Hard Work and Pleasure In The Home 

Of course, avodah is not all there is to life. Life also contains pleasure. Avodah contains pleasure as well. The home has in it pleasure and joy as well, along with the avodah that it requires. It is not only avodah. If it was only avodah, a person walking to his chuppah would feel like he’s walking towards his grave.  

On the other extreme, there are those who are so immersed in the simcha and blissful thought of getting married that they get a false notion that marriage is entirely about joy, comfort and pleasantness. But it is not entirely simcha. When one doesn’t understand that, he thinks everything will be fine and wonderful, and then he finds out the hard way.  But the true perspective is that life is a fusion of avodah together with simcha /happiness and neimus /pleasantness. Some things come across to us as totally pleasant, some things appear to be only hard work, and in each thing we need to see both the hard work and the joy. We need a balance. If we look to see only how each thing is pleasant and we don’t want to agree that there is hard work too, we are fooling ourselves and we will find out the hard way. Yet, if we only see everything as avodah and with no joy in it, then we can’t survive, because we cannot survive without joy.  When this is the perspective towards marriage, the beginning of marriage will be much different. 

‘Giving’ In Marriage 

Some people think that marriage is entirely about ‘giving’. But how much can you give already…? Clearly, then, marriage cannot be based entirely on the middah of giving, though it is certainly essential in marriage. What is the difference between viewing the home as a place to give, with viewing the home as a place of avodah? Here is how you can see a difference. If you give and give and give to your family, how will you deal with it if you’re not getting back in return? You will suffer at this and you won’t be able to handle the disappointment.  So instead, view the home as being as place of avodah, and then you see everything in terms of avodah. When you view the home as avodah, you develop the ability to have savlanus, to endure suffering. Avodah is essentially about developing the power to endure when things don’t go your way. Giving is a different power in the soul: it is the ability to nurture others. They are both vital powers of our soul, but the power of endurance is more essential to the marriage than the power of giving. We see this from the fact that one can give and give in his marriage, but can he endure the fact that he gives when he doesn’t get back? He won’t be able to. But if he knows how to endure - because he views giving as part of avodah and not as a purpose unto itself - then he will be able to endure, even if he ‘gives’ and doesn’t ‘get back’.  Today there’s a lot of emphasis today about the concept of ‘giving’ in marriage, as if it is everything, and the reason for this is because in today’s times, most people are living superficially before marriage and are not used to ‘giving’, thus they have to be taught that in marriage you need to start giving. But although it is true that giving must become a major part of our life, we must know that life is not entirely about giving.  Our life is about avodah, being prepared to work hard on ourselves to improve. Giving can certainly be seen as part of the context of avodah, not as a separate goal unto itself.  

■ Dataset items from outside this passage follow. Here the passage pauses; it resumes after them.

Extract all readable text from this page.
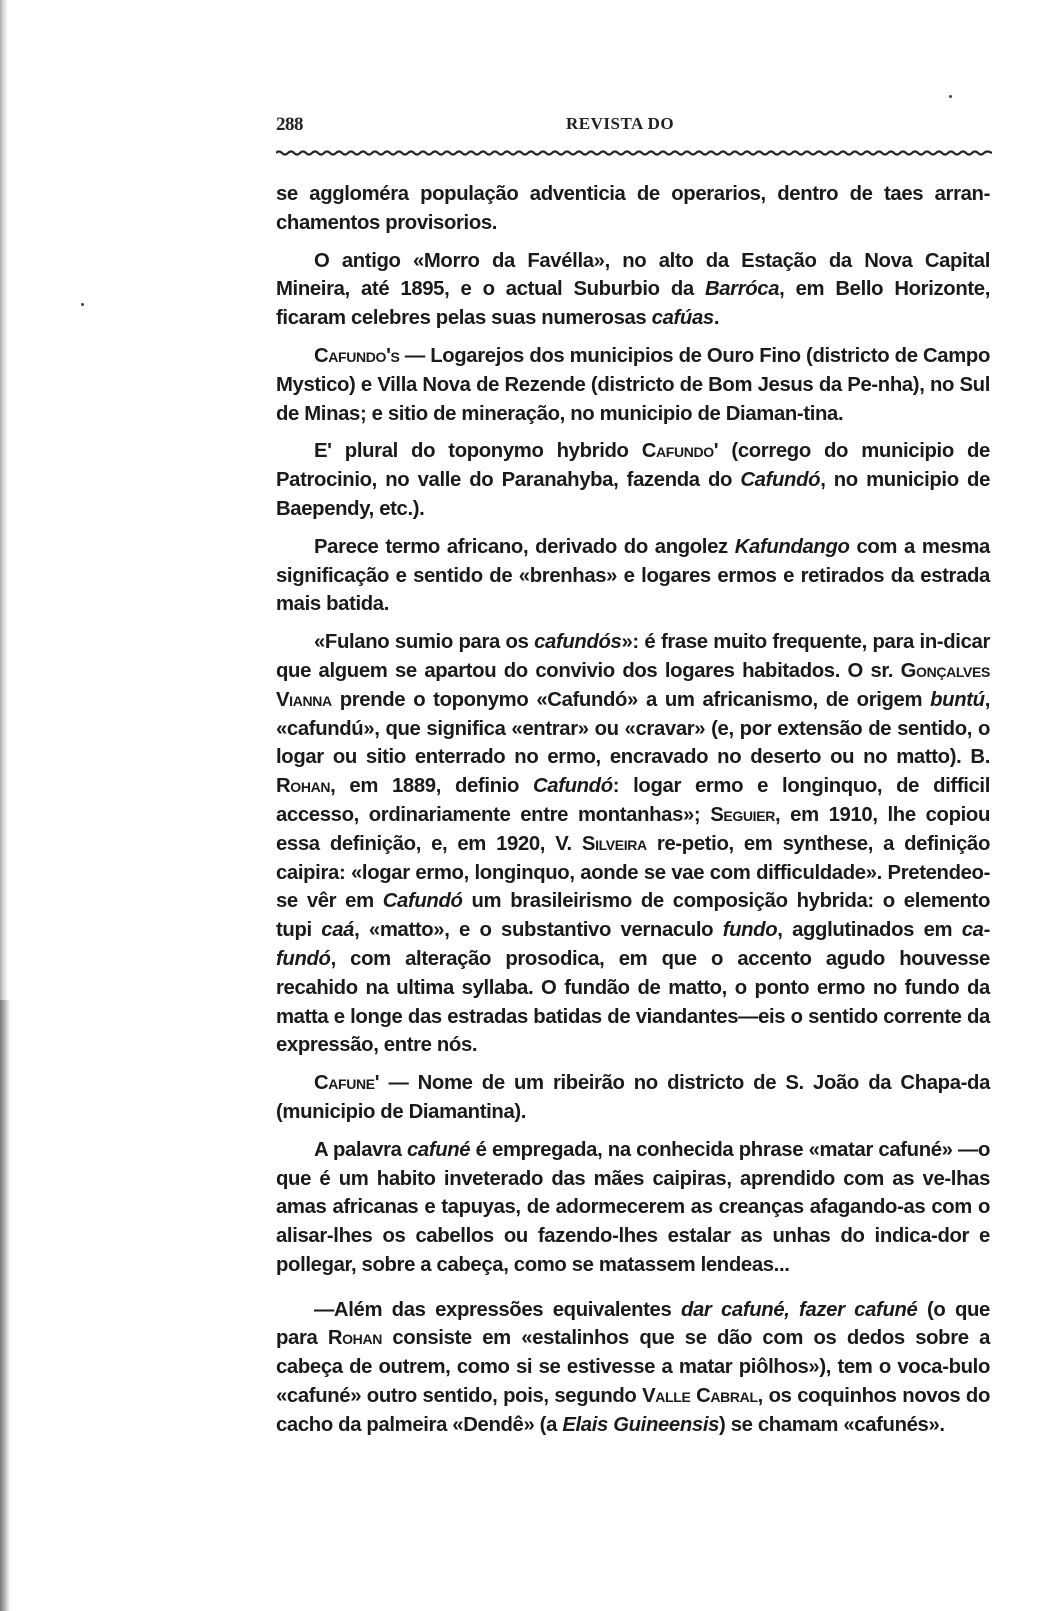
288	REVISTA DO

se aggloméra população adventicia de operarios, dentro de taes arran-chamentos provisorios.

O antigo «Morro da Favélla», no alto da Estação da Nova Capital Mineira, até 1895, e o actual Suburbio da Barróca, em Bello Horizonte, ficaram celebres pelas suas numerosas cafúas.

Cafundo's — Logarejos dos municipios de Ouro Fino (districto de Campo Mystico) e Villa Nova de Rezende (districto de Bom Jesus da Pe-nha), no Sul de Minas; e sitio de mineração, no municipio de Diaman-tina.

E' plural do toponymo hybrido Cafundo' (corrego do municipio de Patrocinio, no valle do Paranahyba, fazenda do Cafundó, no municipio de Baependy, etc.).

Parece termo africano, derivado do angolez Kafundango com a mesma significação e sentido de «brenhas» e logares ermos e retirados da estrada mais batida.

«Fulano sumio para os cafundós»: é frase muito frequente, para in-dicar que alguem se apartou do convivio dos logares habitados. O sr. Gonçalves Vianna prende o toponymo «Cafundó» a um africanismo, de origem buntú, «cafundú», que significa «entrar» ou «cravar» (e, por extensão de sentido, o logar ou sitio enterrado no ermo, encravado no deserto ou no matto). B. Rohan, em 1889, definio Cafundó: logar ermo e longinquo, de difficil accesso, ordinariamente entre montanhas»; Seguier, em 1910, lhe copiou essa definição, e, em 1920, V. Silveira re-petio, em synthese, a definição caipira: «logar ermo, longinquo, aonde se vae com difficuldade». Pretendeo-se vêr em Cafundó um brasileirismo de composição hybrida: o elemento tupi caá, «matto», e o substantivo vernaculo fundo, agglutinados em ca-fundó, com alteração prosodica, em que o accento agudo houvesse recahido na ultima syllaba. O fundão de matto, o ponto ermo no fundo da matta e longe das estradas batidas de viandantes—eis o sentido corrente da expressão, entre nós.

Cafune' — Nome de um ribeirão no districto de S. João da Chapa-da (municipio de Diamantina).

A palavra cafuné é empregada, na conhecida phrase «matar cafuné» —o que é um habito inveterado das mães caipiras, aprendido com as ve-lhas amas africanas e tapuyas, de adormecerem as creanças afagando-as com o alisar-lhes os cabellos ou fazendo-lhes estalar as unhas do indica-dor e pollegar, sobre a cabeça, como se matassem lendeas...

—Além das expressões equivalentes dar cafuné, fazer cafuné (o que para Rohan consiste em «estalinhos que se dão com os dedos sobre a cabeça de outrem, como si se estivesse a matar piôlhos»), tem o voca-bulo «cafuné» outro sentido, pois, segundo Valle Cabral, os coquinhos novos do cacho da palmeira «Dendê» (a Elais Guineensis) se chamam «cafunés».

If one would live his entire entirely lishmah (for the sake of Heaven), then perhaps he does everything in order to give to others, and he would be able to view marriage as being entirely giving. But if one does not live entirely lishmah – which is our average situation – then he cannot make ‘giving’ into his entire life and marriage, or else he will get flustered. So to begin working on our marriage, let’s first erase the notion that marriage is all about “giving”. The concept of “giving” sounds like a lofty idea, and perhaps we can write about it in a sefer, but realistically speaking, you cannot give all day to your family 24|7. There is no such person who can give so much. You don’t suddenly transform when you come into your home and become a “giver” - even if you were doing chessed (kindness) all day.  But when a person views life as being avodah, as being hard work, he will be able to view marriage as a part of this, and this will begin a true perspective towards marriage and enable him to succeed in it.